A RIVER OF CONSEQUENCES

“Therefore, since we have been justified through faith, we have peace with God through our Lord Jesus Christ, through whom we have gained access by faith into this grace in which we now stand. And we boast in the hope of the glory of God. Not only so, but we also glory in our sufferings because we know that suffering produces perseverance; perseverance, character; and character, hope. And hope does not put us to shame, because God’s love has been poured out into our hearts through the Holy Spirit who has been given to us.” Romans 5:1-5.

It had happened. We have been justified. It is a cut-and-dried fact!

But justification releases a river of consequences. The first one is peace with God. The war is over. God and man have been reconciled.
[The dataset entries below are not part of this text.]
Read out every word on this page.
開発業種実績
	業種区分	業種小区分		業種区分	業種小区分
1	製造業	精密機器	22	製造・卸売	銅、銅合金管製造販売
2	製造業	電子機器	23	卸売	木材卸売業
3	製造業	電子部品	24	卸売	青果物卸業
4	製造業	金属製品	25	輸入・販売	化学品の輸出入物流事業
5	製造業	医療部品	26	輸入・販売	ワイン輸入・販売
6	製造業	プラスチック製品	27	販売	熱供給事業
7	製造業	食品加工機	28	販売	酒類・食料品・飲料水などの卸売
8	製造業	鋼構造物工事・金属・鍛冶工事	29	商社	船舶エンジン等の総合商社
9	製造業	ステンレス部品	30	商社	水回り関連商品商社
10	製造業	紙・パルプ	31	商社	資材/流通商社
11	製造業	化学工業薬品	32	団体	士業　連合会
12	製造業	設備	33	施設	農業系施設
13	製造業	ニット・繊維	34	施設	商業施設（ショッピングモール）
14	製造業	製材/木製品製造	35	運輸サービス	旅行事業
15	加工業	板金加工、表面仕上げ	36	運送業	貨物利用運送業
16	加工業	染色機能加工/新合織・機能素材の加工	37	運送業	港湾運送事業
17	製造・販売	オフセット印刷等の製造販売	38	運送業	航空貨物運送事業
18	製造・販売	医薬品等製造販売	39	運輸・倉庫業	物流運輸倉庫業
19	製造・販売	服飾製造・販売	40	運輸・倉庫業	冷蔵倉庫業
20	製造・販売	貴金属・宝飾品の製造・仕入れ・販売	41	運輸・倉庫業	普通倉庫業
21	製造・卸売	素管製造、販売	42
God and we have “smoked the peace pipe” and there is no longer any reason for Him to be at odds with us. The solid ground of peace with God is that the reason for the war has been removed. Where once the broken law was the issue, it no longer exists. Jesus has satisfied God’s holy standards by living a perfect life and then doing away with the law as a standard of judgment.

Jesus has become God’s standard of judgment and, because we are now “in Him” through faith in Him, we wear His righteousness as a covering for our sin. Justification, and the peace with God which follows, is our legal standing before Him. We can approach Him without fear, look Him in the face and receive His smile of approval because there is nothing left to condemn or separate us from Him.

Through Jesus, we have been given access into God’s grace – all His resources of love, strength and enabling that we need to live our lives in and for Him. We have a standing in grace – we are surrounded with His favour as David experienced:

“Surely, Lord, you bless the righteous; you surround them with favour as with a shield.” Psalm 5:12.

Another consequence flows from justification – the hope of the glory of God. What does this mean? When Adam sinned, the whole human race was plunged into darkness – selfish and self-centred living that brought chaos and conflict into the world because everyone was looking out for number one. Jesus died in our place, not only to deal with our sin but with our sinfulness as well. That means that, through the power of the Holy Spirit we are being and will be restored to God’s original intention, to be replicas of Him in our nature and behaviour.

But how does that happen? Strangely enough, the very hardships we experience, which we so often use to accuse God of not loving us, or of punishing us for something we have done wrong (which cannot be because God has already punished Jesus for all sin, ours and everyone else’s), are God’s way of knocking off the rough edges so that we begin to understand and share in the hardships of others instead of being self-absorbed and self-centred.

“Endure hardship as discipline; God is treating you as His children. For what children are not disciplined by their father? …They disciplined us for a little while as they thought best; but God disciplines us for our good, in order that we may share in His holiness, No discipline seems pleasant at the time, but painful. Later on, however, it produces a harvest of righteousness and peace for those who have been trained by it.” Hebrews 12:7; 9-11.

Three more consequences flow from our training to reflect God’s glory: perseverance, character, hope. Have you ever noticed how God’s children who have suffered much have been mellowed by it and are full of hope for their future in the life to come? Paul says, “Revel in it! There are indescribably great things up ahead.”

These consequences go full circle – they begin with God’s great love for us and they work in us until God’s love is poured through us to touch the lives of others who, in turn, follow the same pattern, over and over again and on and on. Justified; peace; grace; perseverance; character; hope; love. And it all flows out of what Jesus did for us on the cross.